Avec pour objectif la neutralité carbone, les grandes entreprises ont désormais mesuré l’enjeu du changement climatique dans leur gouvernance. Et ce sont notamment des femmes qui portent cette problématique de la stratégie bas carbone et de l’engagement des sociétés contre le réchauffement climatique.
Une lutte qui va du producteur au consommateur
En France, la loi de transition énergétique pour la croissance verte oblige les entreprises à publier leur empreinte carbone, parmi les éléments de leur rapport RSE. Un reporting qui incite les acteurs économiques à prendre en compte le climat dans leur stratégie. Et ils sont plutôt réceptifs à cette question : en amont du One Planet Summit de Paris en 2017, les grandes sociétés avaient adhéré à un objectif de neutralité carbone à l’horizon 2050. Pour y parvenir, deux modalités sont importantes : d’abord la réduction au maximum des émissions de gaz à effet de serre, ensuite la compensation des émissions restantes via des projets de soutien ou de restauration des milieux naturels.

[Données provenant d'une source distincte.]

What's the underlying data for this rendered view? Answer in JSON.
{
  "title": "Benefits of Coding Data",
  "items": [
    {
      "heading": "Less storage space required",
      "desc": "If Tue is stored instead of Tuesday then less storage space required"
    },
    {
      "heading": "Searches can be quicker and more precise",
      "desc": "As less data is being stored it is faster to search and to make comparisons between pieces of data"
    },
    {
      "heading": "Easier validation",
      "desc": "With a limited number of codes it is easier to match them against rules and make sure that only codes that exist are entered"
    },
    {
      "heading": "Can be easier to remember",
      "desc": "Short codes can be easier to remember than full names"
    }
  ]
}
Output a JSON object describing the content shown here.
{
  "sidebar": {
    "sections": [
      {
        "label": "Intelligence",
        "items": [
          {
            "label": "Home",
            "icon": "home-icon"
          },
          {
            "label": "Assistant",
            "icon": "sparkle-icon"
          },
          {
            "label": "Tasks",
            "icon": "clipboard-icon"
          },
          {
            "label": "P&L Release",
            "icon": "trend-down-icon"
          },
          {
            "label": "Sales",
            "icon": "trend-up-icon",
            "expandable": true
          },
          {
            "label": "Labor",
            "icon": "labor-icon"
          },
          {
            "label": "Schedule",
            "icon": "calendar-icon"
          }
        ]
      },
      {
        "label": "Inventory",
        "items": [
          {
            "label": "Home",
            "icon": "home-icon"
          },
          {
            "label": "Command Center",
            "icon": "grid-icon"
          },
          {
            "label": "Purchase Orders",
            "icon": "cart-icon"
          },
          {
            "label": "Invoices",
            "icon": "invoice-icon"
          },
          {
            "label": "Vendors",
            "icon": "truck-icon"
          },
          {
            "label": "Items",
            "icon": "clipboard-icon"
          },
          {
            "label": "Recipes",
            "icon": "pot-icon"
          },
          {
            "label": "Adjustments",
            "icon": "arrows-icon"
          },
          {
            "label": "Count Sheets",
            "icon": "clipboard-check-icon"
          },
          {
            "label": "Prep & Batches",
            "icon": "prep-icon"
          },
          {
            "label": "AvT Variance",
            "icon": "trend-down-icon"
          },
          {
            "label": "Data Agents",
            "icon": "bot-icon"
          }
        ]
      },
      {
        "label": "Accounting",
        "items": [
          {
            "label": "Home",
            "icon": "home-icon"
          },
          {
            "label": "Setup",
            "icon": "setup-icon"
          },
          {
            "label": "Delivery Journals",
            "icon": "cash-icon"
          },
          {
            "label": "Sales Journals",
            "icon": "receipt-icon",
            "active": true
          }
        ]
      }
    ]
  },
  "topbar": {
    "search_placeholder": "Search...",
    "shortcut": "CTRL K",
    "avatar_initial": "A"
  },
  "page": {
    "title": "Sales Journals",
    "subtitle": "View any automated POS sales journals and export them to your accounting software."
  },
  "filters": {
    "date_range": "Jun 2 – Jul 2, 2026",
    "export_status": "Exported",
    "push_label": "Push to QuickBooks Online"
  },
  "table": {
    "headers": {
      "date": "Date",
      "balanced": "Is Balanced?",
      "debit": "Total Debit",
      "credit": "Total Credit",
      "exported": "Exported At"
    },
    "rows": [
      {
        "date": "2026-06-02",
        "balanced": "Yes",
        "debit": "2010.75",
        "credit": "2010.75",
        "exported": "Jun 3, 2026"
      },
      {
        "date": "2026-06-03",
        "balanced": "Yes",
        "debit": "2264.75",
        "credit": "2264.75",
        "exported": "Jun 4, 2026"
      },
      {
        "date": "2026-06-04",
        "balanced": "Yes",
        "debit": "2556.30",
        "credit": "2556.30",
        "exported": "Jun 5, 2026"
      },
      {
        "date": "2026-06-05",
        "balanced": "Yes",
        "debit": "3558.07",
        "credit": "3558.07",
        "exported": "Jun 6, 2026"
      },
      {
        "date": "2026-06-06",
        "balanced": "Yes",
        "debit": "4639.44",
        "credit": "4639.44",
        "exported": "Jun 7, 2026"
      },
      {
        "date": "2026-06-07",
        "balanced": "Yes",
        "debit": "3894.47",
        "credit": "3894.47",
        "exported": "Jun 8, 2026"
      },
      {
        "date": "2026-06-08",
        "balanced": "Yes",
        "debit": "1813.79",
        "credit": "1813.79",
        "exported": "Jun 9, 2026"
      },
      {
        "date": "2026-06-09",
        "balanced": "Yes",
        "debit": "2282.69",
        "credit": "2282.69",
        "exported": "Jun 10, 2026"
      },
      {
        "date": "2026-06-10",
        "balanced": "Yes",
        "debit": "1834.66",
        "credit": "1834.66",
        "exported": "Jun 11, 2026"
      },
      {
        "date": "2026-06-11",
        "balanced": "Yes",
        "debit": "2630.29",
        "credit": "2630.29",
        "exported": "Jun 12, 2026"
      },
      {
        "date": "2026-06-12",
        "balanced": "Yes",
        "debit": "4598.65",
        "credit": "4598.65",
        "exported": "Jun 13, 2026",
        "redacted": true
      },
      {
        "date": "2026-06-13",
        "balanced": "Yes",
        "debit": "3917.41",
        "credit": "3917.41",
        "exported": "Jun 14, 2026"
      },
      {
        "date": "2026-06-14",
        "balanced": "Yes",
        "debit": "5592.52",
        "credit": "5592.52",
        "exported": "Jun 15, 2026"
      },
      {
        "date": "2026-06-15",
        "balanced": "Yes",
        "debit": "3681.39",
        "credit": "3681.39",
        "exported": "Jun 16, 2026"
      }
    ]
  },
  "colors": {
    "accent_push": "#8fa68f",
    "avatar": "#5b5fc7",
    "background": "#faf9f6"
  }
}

Un rapport de 2019 édité par le Carbon Disclosure Project, consacré aux habitudes de consommation, pointe la prise de conscience par les entreprises des nécessités inhérentes à cet objectif de neutralité. 90% des 16 multinationales interrogées (dans le domaine des cosmétiques et de l’agro-alimentaire) mesurent leurs émissions de CO2 jusqu’au Scope 3, en auditant notamment leurs fournisseurs sur ce point. Les consommateurs ont aussi acté cette composante dans leurs achats : la demande est de plus en plus forte concernant la réduction des emballages, l’achat de produits ayant un circuit plus court et la prise en compte des contraintes sociales et environnementales. Dans les deux secteurs, on note quelques tendances fortes, comme l’abandon progressif des substances pétrochimiques dans les cosmétiques, ou la place plus importante prise par les produits non carnés dans l’agroalimentaire, l’élevage étant un émetteur conséquent de CO2.
Quelques pistes pour une transition vers le bas carbone
Un monde décarboné d’ici 2050 est envisageable, à condition que les grands acteurs économiques soient ambitieux. L’étude du Carbon Disclosure Project rapporte que bon nombre de multinationales du panel n’ont pas réussi à développer des initiatives bas carbone durant les cinq dernières années. Mais des stratégies climat peuvent être adoptées pour rapidement inverser la courbe d’émission de gaz à effet de serre. Une feuille de route nationale, la Stratégie Nationale Bas-Carbone (SNBC) indique les pistes à suivre pour diminuer de 40% les émissions d’ici 2030. Elle indique notamment les « budgets carbones » que les sociétés ont le « droit » de dépenser chaque année.
La SBNC donne aussi, par secteur, les pistes de transition à adopter. Ainsi, elle fait la part belle au passage à des modes de transports de moins en moins polluants, à des bâtiments avec une meilleure isolation thermique, à une économie circulaire concernant la réutilisation et la réparation des produits, à une collecte des déchets optimisée, à une maîtrise de la demande en matière énergétique, où la place du renouvelable doit s’imposer. Elle insiste également sur l’intensification de la recherche et du développement en matière de technologies réduisant les émissions résiduelles et de procédé de fabrication bas-carbone. Au-delà du reporting carbone, la réalisation de diagnostics à l’échelle de l’entreprise et la construction d’une stratégie réaliste de baisse d’émissions de gaz à effet de serre sont donc un enjeu primordial.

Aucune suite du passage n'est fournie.